Conheça o ‘Senhor Gentileza’ que mudou a rotina de uma favela
PATRÍCIA BRITTO, EM VITÓRIA
Quem sobe o Morro dos Alagoanos, em Vitória, não demora para ouvir falar de um homem que fez os capixabas lembrarem da favela por outro motivo, que não seja o tráfico de drogas.
Lá no alto da comunidade, em uma casa amarela com duas janelas e três vasos na calçada, mora o Raimundo de Oliveira, de 67 anos, autodenominado “agitador cultural”.

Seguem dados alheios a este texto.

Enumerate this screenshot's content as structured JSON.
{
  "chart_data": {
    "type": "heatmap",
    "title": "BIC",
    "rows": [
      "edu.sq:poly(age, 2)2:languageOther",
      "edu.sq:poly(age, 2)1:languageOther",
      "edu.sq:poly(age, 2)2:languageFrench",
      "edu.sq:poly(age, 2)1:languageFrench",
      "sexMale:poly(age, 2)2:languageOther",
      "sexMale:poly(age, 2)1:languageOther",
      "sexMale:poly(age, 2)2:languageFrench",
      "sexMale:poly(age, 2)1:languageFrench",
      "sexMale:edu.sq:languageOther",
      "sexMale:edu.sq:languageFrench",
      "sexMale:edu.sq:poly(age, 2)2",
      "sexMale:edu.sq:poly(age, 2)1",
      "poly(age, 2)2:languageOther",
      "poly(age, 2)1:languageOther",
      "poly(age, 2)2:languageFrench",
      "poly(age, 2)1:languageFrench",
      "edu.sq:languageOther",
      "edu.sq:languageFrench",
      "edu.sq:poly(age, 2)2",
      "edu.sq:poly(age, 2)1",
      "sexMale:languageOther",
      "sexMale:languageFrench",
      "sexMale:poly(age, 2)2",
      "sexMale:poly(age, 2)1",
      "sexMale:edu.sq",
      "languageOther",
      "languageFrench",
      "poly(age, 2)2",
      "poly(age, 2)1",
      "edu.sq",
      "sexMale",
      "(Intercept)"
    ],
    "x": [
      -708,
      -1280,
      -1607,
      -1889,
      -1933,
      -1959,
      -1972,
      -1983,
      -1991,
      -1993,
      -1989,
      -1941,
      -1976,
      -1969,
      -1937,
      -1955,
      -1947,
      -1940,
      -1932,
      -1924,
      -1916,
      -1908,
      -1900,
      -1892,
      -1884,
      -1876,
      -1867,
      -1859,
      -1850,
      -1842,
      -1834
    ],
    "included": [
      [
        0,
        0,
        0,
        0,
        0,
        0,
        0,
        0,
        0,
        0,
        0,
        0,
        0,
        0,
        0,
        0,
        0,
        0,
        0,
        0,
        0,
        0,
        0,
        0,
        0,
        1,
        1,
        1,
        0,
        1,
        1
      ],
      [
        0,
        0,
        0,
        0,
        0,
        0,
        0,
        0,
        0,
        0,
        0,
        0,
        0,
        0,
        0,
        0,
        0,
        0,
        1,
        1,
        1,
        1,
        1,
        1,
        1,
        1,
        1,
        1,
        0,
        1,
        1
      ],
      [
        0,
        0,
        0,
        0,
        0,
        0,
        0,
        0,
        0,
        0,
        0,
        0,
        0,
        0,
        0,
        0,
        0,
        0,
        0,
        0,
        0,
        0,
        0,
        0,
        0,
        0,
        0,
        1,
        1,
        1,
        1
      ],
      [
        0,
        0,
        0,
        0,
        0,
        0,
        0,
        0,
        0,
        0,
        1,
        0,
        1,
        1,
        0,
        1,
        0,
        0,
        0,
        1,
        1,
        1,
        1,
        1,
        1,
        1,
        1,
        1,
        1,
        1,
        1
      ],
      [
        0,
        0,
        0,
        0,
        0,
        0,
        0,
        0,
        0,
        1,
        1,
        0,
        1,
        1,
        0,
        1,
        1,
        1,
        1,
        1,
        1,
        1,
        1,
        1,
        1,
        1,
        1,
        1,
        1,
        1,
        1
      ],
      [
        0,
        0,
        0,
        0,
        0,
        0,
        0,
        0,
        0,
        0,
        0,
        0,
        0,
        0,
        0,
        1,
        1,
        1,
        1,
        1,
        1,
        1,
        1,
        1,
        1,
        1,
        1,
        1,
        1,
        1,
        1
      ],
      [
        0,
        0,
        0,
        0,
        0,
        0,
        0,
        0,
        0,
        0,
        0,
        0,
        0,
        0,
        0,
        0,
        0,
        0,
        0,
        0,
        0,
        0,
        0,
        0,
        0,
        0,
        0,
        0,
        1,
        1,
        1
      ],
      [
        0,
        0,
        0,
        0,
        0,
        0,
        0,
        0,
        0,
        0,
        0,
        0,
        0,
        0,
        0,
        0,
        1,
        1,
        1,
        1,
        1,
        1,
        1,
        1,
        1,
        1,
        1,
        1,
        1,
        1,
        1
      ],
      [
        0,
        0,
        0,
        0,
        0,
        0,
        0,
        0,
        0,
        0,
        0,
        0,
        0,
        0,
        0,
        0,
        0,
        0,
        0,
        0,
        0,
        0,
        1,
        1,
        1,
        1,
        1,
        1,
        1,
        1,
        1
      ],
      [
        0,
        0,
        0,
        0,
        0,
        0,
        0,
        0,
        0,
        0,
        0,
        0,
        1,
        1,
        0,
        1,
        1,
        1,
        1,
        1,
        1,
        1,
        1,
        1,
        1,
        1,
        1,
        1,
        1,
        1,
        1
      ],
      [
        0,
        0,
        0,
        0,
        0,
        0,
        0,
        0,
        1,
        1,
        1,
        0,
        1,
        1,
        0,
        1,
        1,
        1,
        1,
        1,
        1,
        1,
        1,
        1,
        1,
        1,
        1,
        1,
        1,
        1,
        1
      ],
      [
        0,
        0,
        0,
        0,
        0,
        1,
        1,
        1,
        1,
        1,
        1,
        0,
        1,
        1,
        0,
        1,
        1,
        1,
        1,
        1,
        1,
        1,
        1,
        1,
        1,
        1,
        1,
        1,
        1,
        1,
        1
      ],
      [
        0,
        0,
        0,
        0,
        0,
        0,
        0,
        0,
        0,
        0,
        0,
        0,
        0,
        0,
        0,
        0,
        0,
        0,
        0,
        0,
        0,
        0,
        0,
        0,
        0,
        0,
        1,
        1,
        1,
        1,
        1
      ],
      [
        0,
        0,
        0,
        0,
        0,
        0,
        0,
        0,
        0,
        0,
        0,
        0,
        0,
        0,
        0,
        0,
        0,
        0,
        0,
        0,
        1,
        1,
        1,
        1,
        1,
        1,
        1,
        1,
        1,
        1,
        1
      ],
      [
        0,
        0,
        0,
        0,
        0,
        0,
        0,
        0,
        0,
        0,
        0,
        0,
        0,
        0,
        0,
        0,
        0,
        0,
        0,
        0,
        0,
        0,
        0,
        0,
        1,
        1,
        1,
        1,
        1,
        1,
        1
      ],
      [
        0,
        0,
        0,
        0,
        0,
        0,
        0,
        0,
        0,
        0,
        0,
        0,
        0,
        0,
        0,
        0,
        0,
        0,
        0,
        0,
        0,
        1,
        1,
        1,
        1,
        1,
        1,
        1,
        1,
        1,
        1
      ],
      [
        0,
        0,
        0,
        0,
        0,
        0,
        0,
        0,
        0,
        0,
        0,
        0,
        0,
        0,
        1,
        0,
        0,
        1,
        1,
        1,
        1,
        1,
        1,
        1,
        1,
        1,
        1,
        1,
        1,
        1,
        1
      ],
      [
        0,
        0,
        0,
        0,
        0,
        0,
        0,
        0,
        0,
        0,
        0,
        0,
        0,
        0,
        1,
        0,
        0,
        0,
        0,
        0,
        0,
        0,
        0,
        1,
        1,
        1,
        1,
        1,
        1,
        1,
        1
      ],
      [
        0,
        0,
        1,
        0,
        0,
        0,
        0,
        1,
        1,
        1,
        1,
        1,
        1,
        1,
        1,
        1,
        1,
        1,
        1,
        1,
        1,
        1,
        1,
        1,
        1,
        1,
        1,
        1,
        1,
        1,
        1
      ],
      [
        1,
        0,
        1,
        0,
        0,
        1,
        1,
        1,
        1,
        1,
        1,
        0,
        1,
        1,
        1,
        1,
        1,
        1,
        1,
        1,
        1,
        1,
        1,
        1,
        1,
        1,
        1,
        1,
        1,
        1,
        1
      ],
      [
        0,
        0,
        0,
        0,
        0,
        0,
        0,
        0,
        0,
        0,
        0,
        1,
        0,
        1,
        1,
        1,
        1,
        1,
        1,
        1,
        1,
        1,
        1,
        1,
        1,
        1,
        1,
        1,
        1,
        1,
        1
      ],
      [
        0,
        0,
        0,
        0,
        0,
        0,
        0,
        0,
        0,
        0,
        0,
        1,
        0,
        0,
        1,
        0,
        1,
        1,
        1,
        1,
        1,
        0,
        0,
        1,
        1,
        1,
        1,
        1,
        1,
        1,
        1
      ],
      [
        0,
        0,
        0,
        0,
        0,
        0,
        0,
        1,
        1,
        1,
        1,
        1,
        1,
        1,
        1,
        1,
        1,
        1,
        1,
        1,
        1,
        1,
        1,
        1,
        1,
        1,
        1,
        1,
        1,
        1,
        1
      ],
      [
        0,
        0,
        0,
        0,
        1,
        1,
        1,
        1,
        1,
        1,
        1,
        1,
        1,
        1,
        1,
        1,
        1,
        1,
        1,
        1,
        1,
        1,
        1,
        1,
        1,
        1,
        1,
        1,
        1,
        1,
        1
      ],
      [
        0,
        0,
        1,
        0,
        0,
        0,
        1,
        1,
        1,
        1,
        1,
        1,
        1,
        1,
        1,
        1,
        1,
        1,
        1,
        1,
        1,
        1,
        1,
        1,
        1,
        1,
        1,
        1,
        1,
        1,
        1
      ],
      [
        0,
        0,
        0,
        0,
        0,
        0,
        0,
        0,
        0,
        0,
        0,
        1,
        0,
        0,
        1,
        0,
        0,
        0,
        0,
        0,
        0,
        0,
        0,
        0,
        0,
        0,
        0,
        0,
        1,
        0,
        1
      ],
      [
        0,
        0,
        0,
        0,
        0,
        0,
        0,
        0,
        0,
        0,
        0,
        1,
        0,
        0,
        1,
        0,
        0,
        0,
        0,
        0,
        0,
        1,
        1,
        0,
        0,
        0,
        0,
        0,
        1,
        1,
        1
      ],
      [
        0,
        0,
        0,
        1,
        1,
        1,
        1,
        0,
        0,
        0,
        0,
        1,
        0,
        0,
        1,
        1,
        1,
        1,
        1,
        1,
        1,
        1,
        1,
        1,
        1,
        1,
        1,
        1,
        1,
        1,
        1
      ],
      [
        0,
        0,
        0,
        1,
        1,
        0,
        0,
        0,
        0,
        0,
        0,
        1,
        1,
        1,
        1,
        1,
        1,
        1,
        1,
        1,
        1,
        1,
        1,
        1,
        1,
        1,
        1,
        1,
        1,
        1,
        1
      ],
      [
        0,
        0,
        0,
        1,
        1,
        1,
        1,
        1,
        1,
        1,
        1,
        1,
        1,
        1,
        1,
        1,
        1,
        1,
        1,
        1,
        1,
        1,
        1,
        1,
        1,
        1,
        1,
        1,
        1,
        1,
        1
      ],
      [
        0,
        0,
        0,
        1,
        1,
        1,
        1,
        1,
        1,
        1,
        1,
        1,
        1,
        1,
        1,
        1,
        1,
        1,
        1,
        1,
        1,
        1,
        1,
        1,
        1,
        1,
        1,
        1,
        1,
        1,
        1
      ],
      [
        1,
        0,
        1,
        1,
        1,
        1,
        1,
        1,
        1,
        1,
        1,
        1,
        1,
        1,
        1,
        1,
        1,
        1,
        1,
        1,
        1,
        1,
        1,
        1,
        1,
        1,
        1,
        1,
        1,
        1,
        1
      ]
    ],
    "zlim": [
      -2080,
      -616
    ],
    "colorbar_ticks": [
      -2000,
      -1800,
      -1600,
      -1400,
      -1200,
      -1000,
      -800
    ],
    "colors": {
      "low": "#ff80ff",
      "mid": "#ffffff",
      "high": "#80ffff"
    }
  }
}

Nascido em uma família simples do morro, Raimundo se dedica desde jovem à missão de divulgar a arte e a cultura na favela.
É ele quem produz uma das tradicionais festas da cidade, o Femusquim (Festival de Música de Botequim), que todos os anos leva para o morro shows de samba, bossa-nova e MPB, de artistas locais e nacionais.
Quando foi criado, em 1997, o Femusquim tinha apenas uma caixa de som no meio da rua. O festival cresceu e hoje em dia leva para o morro, nos dois dias de festa, um público de cerca de 3.000 pessoas.
Entusiasta do morro, Raimundo conta que criou o festival para levar uma atração cultural para a comunidade e reduzir o preconceito contra os moradores da favela.
“Antes as pessoas não vinham para cá porque havia, e ainda há, um preconceito. Acham que o morro é violento. Mas com essas ações, como o Femusquim, nós estamos quebrando essa barreira. As pessoas estão vindo e vendo que o morro não é como se vende”, disse Raimundo durante a visita.
Ocupado por imigrantes nordestinos na década de 1920, o morro na região oeste de Vitória se tornou um dos pontos de tráfico de drogas na capital espírito-santense e é pouco frequentado por moradores de outras regiões. Mas, desde que o festival entrou para o calendário cultural da cidade, as ruas do morro ficam cheias de visita nos dias de festa.
Neste ano, em sua 18ª edição, o Femusquim fará uma homenagem ao cantor e compositor baiano Dorival Caymmi (1914-2008), nos dias 6 e 7 de novembro. A festa é gratuita, e os artistas são remunerados por meio de lei de incentivo à cultura.
GENTILEZA
Na vizinhança do Morro dos Alagoanos, Raimundo também é conhecido como Senhor Gentileza e lembrado pelas ações que cria para tornar a comunidade um lugar acolhedor.
Uma dessas criações é a chamada “escadaria da gentileza”: “Um dia eu estava nessa escadaria e percebi que ninguém me cumprimentava. Aí me deu um estalo. Limpei, pintei e escrevi: sorria, dê bom dia, dê boa tarde, dê boa noite. Gentileza gera gentileza. E o pessoal gostou”, contou ao blog.
Ao que parece, a estratégica funcionou.
Nas quase duas horas de visita do blog, em uma noite de quarta-feira, mais de 20 pessoas cumprimentaram Raimundo nas ruas do morro –entre elas, três motoristas de ônibus, a moça que vende cachorro quente na calçada, o barbeiro, e uma dona de casa sorridente na janela.
“A gentileza causa tanto bem, que muitos males ela evita, como o estresse, o infarto e o cansaço mental”, defendeu Raimundo, em tom professoral, enquanto apresentava o morro ao blog.
Outras de suas criações para alegrar a comunidade foram a “escadaria da fama”, pintada com nomes de artistas espírito-santenses, e o pequeno “jardim as rosas não falam”, de dois metros quadrados, transformado a partir de um antigo depósito de lixo.
Ele também já plantou árvores nas ladeiras do morro, montou um coral infantil, pintou muros e abriu uma biblioteca. Na maioria dos casos, as criações são custeadas com dinheiro do próprio bolso, por desesperança em esperar iniciativa do poder público.
“A cultura é vista como sobremesa: é a última coisa. Você vê a verba da segurança, da saúde, da educação… Cultura é o que sobra”, lamentou.